Thomas de Maizière ist gerade ein gefragter Gast in den Talkshows. Sonntagabend bei Anne Will , Montagabend bei Beckmann . Überall soll der Bundesinnenminister erklären, was das denn nun bedeutet, seine ungewohnt deutliche Warnung vor Anschlägen in Deutschland. Ob man denn jetzt noch Glühwein trinken könne auf deutschen Weihnachtsmärkten? Oder mit der Bahn fahren.

Für de Maizière sind die vergangenen Wochen, die Paketbomben aus dem Jemen , die Hinweise auf geplante Anschläge in Deutschland und der vermeintliche Sprengstoff-Fund in Namibia eine Bewährungsprobe gewesen. Ein Innenminister kann in einer so angespannten Situation leicht Fehler machen. Hysterie schüren, anstatt aufzuklären. Oder so oft von Terrorgefahr reden, bis ihm keiner mehr zuhört.

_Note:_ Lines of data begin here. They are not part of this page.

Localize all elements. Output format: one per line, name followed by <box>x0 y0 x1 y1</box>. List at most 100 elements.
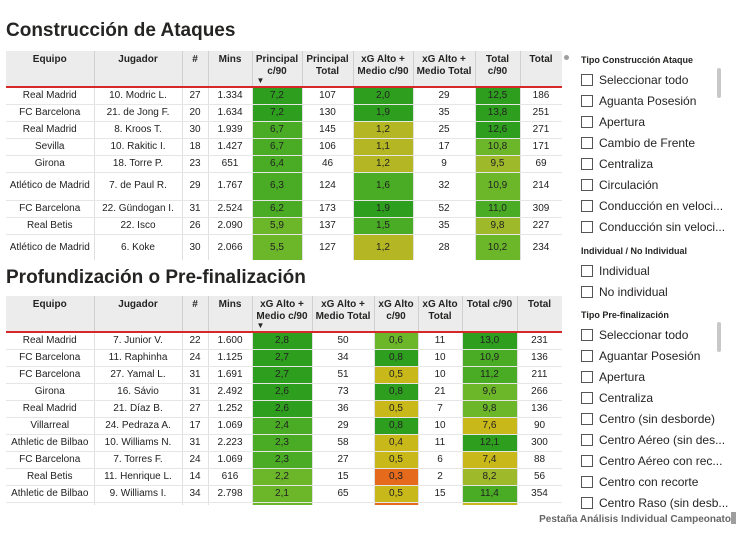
column-header[interactable]: Mins <box>208 51 253 88</box>
table-row[interactable]: Girona 18. Torre P. 23 651 6,4 46 1,2 9 9,5 69 <box>6 155 562 173</box>
table-row[interactable]: Real Betis 22. Isco 26 2.090 5,9 137 1,5 35 9,8 2… <box>6 217 562 235</box>
table-cell: 9,8 <box>462 400 518 418</box>
checkbox[interactable] <box>581 178 593 191</box>
column-header[interactable]: xG Alto + Medio Total <box>312 296 375 333</box>
slicer-option[interactable]: Aguantar Posesión <box>581 345 731 366</box>
checkbox[interactable] <box>581 496 593 509</box>
column-header[interactable]: Principal Total <box>302 51 354 88</box>
slicer-option[interactable]: Centro Raso (sin desb... <box>581 492 731 513</box>
slicer-scrollbar[interactable] <box>717 322 721 352</box>
column-header[interactable]: xG Alto + Medio c/90 <box>353 51 414 88</box>
slicer-option-label: Circulación <box>599 177 659 192</box>
table-row[interactable]: FC Barcelona 21. de Jong F. 20 1.634 7,2 130 1… <box>6 104 562 122</box>
column-header[interactable]: Total c/90 <box>475 51 521 88</box>
checkbox[interactable] <box>581 115 593 128</box>
checkbox[interactable] <box>581 220 593 233</box>
table-row[interactable]: FC Barcelona 7. Torres F. 24 1.069 2,3 27 0,5 6… <box>6 451 562 469</box>
column-header[interactable]: # <box>182 51 209 88</box>
slicer-option[interactable]: Aguanta Posesión <box>581 90 731 111</box>
table-row[interactable]: Sevilla 10. Rakitic I. 18 1.427 6,7 106 1,1 17 1… <box>6 138 562 156</box>
table-row[interactable]: Girona 16. Sávio 31 2.492 2,6 73 0,8 21 9,6 266 <box>6 383 562 401</box>
column-header[interactable]: Total <box>520 51 562 88</box>
checkbox[interactable] <box>581 199 593 212</box>
table-cell: 6,4 <box>252 155 303 173</box>
table-cell: 36 <box>312 400 375 418</box>
slicer-option[interactable]: Centro Aéreo con rec... <box>581 450 731 471</box>
column-header[interactable]: Total c/90 <box>462 296 518 333</box>
slicer-option[interactable]: Apertura <box>581 366 731 387</box>
column-header[interactable]: xG Alto + Medio Total <box>413 51 476 88</box>
sort-descending-icon[interactable]: ▼ <box>256 321 265 330</box>
checkbox[interactable] <box>581 264 593 277</box>
table-cell: 35 <box>413 104 476 122</box>
slicer-option[interactable]: Individual <box>581 260 731 281</box>
slicer-option[interactable]: Conducción sin veloci... <box>581 216 731 237</box>
checkbox[interactable] <box>581 285 593 298</box>
table-row[interactable]: Athletic de Bilbao 10. Williams N. 31 2.223… <box>6 434 562 452</box>
slicer-option[interactable]: Cambio de Frente <box>581 132 731 153</box>
slicer-option[interactable]: Centro con recorte <box>581 471 731 492</box>
slicer-option[interactable]: Conducción en veloci... <box>581 195 731 216</box>
slicer-option-label: Centro Aéreo (sin des... <box>599 432 726 447</box>
table-cell: 69 <box>520 155 562 173</box>
table-cell: 7. Torres F. <box>94 451 183 469</box>
table-cell: Girona <box>6 383 95 401</box>
column-header[interactable]: xG Alto Total <box>418 296 463 333</box>
table-cell: 8,2 <box>462 468 518 486</box>
table-cell: 10,9 <box>475 172 521 201</box>
table-cell: 251 <box>520 104 562 122</box>
slicer-option[interactable]: Centraliza <box>581 153 731 174</box>
table-row[interactable]: Atlético de Madrid 6. Koke 30 2.066 5,5 127 1,… <box>6 234 562 260</box>
checkbox[interactable] <box>581 454 593 467</box>
table-row[interactable]: Villarreal 24. Pedraza A. 17 1.069 2,4 29 0,8 1… <box>6 417 562 435</box>
table-row[interactable]: Real Madrid 7. Junior V. 22 1.600 2,8 50 0,6 11… <box>6 332 562 350</box>
checkbox[interactable] <box>581 94 593 107</box>
slicer-option[interactable]: Circulación <box>581 174 731 195</box>
sort-descending-icon[interactable]: ▼ <box>256 76 265 85</box>
table-row[interactable]: Real Madrid 10. Modric L. 27 1.334 7,2 107 2,0… <box>6 87 562 105</box>
table-row[interactable]: FC Barcelona 11. Raphinha 24 1.125 2,7 34 0,8 1… <box>6 349 562 367</box>
checkbox[interactable] <box>581 412 593 425</box>
slicer-option[interactable]: Apertura <box>581 111 731 132</box>
table-row[interactable]: Real Madrid 8. Kroos T. 30 1.939 6,7 145 1,2 25… <box>6 121 562 139</box>
slicer-option[interactable]: Centraliza <box>581 387 731 408</box>
slicer-option[interactable]: Seleccionar todo <box>581 69 731 90</box>
slicer-option[interactable]: No individual <box>581 281 731 302</box>
checkbox[interactable] <box>581 391 593 404</box>
page-scroll-handle[interactable] <box>731 512 736 524</box>
column-header[interactable]: Equipo <box>6 296 95 333</box>
checkbox[interactable] <box>581 328 593 341</box>
scroll-indicator[interactable] <box>564 55 569 60</box>
slicer-scrollbar[interactable] <box>717 68 721 98</box>
table-cell: 10. Rakitic I. <box>94 138 183 156</box>
slicer-option[interactable]: Seleccionar todo <box>581 324 731 345</box>
checkbox[interactable] <box>581 349 593 362</box>
column-header[interactable]: # <box>182 296 209 333</box>
table-row[interactable]: Real Betis 11. Henrique L. 14 616 2,2 15 0,3 2 8… <box>6 468 562 486</box>
checkbox[interactable] <box>581 157 593 170</box>
column-header[interactable]: xG Alto c/90 <box>374 296 419 333</box>
table-row[interactable]: Atlético de Madrid 7. de Paul R. 29 1.767 6,… <box>6 172 562 201</box>
table-cell: 50 <box>312 332 375 350</box>
slicer-option[interactable]: Centro Aéreo (sin des... <box>581 429 731 450</box>
column-header[interactable]: Equipo <box>6 51 95 88</box>
table-row[interactable]: Real Madrid 21. Díaz B. 27 1.252 2,6 36 0,5 7 9,… <box>6 400 562 418</box>
table-row[interactable]: FC Barcelona 27. Yamal L. 31 1.691 2,7 51 0,5 1… <box>6 366 562 384</box>
column-header[interactable]: Total <box>517 296 562 333</box>
table-cell: Real Betis <box>6 217 95 235</box>
column-header[interactable]: Mins <box>208 296 253 333</box>
table-row[interactable]: Athletic de Bilbao 9. Williams I. 34 2.798 2… <box>6 485 562 503</box>
column-header[interactable]: Jugador <box>94 296 183 333</box>
column-header[interactable]: Principal c/90 ▼ <box>252 51 303 88</box>
table-row[interactable]: FC Barcelona 22. Gündogan I. 31 2.524 6,2 173… <box>6 200 562 218</box>
table-cell: 30 <box>182 121 209 139</box>
column-header[interactable]: xG Alto + Medio c/90 ▼ <box>252 296 313 333</box>
checkbox[interactable] <box>581 73 593 86</box>
checkbox[interactable] <box>581 475 593 488</box>
checkbox[interactable] <box>581 370 593 383</box>
slicer-option[interactable]: Centro (sin desborde) <box>581 408 731 429</box>
checkbox[interactable] <box>581 136 593 149</box>
column-header[interactable]: Jugador <box>94 51 183 88</box>
checkbox[interactable] <box>581 433 593 446</box>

Da sitzt er also, wie immer im dunklen Anzug und mit gedeckter Krawatte in den Fernsehstudios, und tut das, was er tun muss: Mit ernstem Gesicht vor der Gefahr warnen, gleichzeitig Vertrauen ausstrahlen und das Gefühl vermitteln, er betreibe weder Aktionismus, noch unterschätze er die Gefahr.

Natürlich, sagt er auf die Frage einer Zuschauerin bei Anne Will , solle sie ihren Weihnachtsurlaub nicht absagen und wie geplant mit dem Zug anreisen. Es ist ein Spagat für de Maizière. Denn der 56-Jährige gilt als besonnener Kopf . Bisher hielt er sich mit Terrorwarnungen bewusst zurück. Zu Beginn seiner Amtszeit habe er sich vorgenommen, nur dann und wann auf die damals noch "abstrakte Gefahr" von Anschlägen hinzuweisen, sagt er bei Beckmann. Doch nun gab es sehr klare Hinweise – und er musste reagieren.

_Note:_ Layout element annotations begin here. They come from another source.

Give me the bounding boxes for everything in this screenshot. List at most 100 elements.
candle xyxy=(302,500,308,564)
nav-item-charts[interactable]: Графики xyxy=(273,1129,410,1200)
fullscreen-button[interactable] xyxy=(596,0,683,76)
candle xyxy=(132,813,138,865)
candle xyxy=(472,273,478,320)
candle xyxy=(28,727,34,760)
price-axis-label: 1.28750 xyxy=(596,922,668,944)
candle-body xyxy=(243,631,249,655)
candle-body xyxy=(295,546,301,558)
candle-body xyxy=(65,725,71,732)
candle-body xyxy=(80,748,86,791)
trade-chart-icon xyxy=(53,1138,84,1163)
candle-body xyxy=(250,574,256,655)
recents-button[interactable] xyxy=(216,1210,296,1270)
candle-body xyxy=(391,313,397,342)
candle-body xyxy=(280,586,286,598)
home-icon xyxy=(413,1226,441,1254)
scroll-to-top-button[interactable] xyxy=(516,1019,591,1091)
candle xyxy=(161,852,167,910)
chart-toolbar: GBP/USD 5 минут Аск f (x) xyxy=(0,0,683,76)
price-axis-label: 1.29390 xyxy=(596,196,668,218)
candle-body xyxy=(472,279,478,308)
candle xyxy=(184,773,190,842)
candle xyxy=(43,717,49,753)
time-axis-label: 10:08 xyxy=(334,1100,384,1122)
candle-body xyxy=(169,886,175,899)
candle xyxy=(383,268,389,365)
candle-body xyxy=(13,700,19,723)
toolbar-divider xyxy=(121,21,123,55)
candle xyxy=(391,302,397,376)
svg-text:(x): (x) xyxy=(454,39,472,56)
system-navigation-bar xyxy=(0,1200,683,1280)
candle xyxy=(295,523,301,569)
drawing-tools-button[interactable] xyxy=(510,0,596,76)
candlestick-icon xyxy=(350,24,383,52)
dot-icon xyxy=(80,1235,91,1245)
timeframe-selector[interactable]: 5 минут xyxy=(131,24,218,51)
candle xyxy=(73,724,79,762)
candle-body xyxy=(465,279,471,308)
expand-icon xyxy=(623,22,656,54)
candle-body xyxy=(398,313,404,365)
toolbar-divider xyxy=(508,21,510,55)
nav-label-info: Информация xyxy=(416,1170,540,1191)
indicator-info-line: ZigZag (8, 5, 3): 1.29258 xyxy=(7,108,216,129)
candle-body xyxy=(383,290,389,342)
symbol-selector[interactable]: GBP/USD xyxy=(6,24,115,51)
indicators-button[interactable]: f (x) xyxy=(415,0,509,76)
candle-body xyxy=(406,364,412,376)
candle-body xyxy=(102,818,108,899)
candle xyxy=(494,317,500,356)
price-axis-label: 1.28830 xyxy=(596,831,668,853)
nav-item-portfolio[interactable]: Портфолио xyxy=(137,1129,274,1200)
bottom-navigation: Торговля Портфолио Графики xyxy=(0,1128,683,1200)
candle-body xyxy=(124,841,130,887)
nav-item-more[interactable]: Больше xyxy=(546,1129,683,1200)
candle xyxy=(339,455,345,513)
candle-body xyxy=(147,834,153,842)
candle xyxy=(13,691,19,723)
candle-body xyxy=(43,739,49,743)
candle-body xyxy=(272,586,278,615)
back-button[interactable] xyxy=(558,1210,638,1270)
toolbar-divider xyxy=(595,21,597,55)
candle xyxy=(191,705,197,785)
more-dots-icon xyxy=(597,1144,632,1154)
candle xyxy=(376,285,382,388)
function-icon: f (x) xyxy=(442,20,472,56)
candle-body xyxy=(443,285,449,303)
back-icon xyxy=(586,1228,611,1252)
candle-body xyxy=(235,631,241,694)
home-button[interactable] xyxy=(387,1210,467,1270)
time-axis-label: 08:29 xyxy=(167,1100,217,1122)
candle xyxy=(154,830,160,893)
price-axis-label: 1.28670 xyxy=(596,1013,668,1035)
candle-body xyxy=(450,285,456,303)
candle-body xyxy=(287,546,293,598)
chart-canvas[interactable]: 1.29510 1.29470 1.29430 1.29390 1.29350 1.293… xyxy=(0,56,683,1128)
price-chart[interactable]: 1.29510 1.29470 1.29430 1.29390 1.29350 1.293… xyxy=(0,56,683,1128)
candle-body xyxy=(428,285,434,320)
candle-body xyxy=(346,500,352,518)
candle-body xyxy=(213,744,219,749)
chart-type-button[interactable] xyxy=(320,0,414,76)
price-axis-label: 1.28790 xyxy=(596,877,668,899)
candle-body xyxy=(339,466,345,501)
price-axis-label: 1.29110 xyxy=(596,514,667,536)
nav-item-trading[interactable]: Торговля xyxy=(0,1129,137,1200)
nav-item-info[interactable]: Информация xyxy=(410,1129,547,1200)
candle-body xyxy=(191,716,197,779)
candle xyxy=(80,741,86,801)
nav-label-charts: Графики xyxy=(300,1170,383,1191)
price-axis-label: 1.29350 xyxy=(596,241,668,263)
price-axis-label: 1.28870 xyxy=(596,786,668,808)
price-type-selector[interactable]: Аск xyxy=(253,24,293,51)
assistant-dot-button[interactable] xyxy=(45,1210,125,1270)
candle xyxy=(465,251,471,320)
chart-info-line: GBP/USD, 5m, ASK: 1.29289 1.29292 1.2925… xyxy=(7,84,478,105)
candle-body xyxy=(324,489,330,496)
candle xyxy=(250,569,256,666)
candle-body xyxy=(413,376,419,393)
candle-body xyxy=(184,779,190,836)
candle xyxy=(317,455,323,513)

Für seinen Umgang mit dieser neuen Situation ist der Minister zuletzt auch von der Opposition gelobt worden. Er sei froh, dass de Maizière "die momentane Sorge vor Terroranschlägen nicht zur parteipolitischen Kampagne nutzt", sagte Grünen-Chef Cem Özdemir gestern. Das ist auch insofern beachtlich, als dass die Grünen derzeit wenige positive Worte über die CDU finden. "Hier ist die richtige Mischung gefunden worden in der Sprache", lobte auch der Chef der deutschen Polizeigewerkschaft, Rainer Wendt.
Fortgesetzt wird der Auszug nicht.